Photo of children before they were executed by the Nazis army



Eight hundred children are gassed to death at Auschwitz


On October 10, 1944, 800 Romani children, including more than a hundred boys between 9 and 14 years old, are systematically murdered.

Auschwitz was really a group of camps, designated I, II and III. There were also 40 smaller “satellite” camps.

 It was at Auschwitz II, at Birkenau, established in October 1941, that the SS created a complex, monstrously orchestrated killing ground: 300 prison barracks; four “bathhouses,” in which prisoners were gassed; corpse cellars; and cremating ovens.

 Thousands of prisoners were also used as fodder for medical experiments, overseen and performed by the camp doctor, Josef Mengele (“the Angel of Death”).

A mini-revolt took place on October 7, 1944. As several hundred Jewish prisoners were being forced to carry corpses from the gas chambers to the furnace to dispose of the bodies, they blew up one of the gas chambers and set fire to another, using explosives smuggled to them from Jewish women who worked in a nearby armaments factory. 

Of the roughly 450 prisoners involved in the sabotage, about 250 managed to escape the camp during the ensuing chaos. 

They were all found and shot. Those co-conspirators who never made it out of the camp were also executed, as were five women from the armaments factory—but not before being tortured for detailed information on the smuggling operation. None of the women talked.

Romani people, too, had been singled out for brutal treatment by Hitler’s regime early on. Deemed “carriers of disease” and “unreliable elements who cannot be put to useful work,” they were marked for extermination along with the Jews of Europe from the earliest years of the war.

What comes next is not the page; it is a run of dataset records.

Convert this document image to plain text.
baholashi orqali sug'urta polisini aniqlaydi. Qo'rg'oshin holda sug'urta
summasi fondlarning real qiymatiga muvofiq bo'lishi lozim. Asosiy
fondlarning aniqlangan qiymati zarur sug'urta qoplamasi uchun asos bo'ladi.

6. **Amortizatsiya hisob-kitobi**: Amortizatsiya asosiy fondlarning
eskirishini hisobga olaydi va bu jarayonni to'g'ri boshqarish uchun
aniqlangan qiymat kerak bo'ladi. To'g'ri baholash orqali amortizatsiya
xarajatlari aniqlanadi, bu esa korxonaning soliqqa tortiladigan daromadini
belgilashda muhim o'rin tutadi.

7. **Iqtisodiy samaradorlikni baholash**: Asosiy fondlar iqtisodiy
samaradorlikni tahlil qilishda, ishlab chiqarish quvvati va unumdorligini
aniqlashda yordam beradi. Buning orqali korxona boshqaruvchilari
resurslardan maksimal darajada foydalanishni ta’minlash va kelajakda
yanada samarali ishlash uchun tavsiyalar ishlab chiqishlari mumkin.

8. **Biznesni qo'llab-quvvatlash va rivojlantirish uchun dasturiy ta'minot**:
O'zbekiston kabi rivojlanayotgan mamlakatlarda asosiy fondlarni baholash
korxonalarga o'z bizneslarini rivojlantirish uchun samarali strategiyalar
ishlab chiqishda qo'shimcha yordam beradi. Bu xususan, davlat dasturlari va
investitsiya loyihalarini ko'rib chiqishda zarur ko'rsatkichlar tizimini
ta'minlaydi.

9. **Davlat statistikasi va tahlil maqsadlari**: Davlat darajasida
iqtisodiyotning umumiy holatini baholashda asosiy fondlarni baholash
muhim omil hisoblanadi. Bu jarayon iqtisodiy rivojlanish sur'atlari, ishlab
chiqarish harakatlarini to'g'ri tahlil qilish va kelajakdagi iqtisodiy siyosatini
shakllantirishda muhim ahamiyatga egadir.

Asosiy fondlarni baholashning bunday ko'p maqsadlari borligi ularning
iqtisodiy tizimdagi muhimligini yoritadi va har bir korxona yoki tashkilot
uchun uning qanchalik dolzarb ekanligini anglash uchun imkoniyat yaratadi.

 Approximately 1.5 million Romani people were murdered by the Nazis. In 1950, as Romani people attempted to gain compensation for their suffering, as were other victims of the Holocaust, the German government denied them anything, saying, they "have been persecuted under the Nazis not for any racial reason but because of an asocial and criminal record.”

 They were stigmatized even in light of the atrocities committed against them.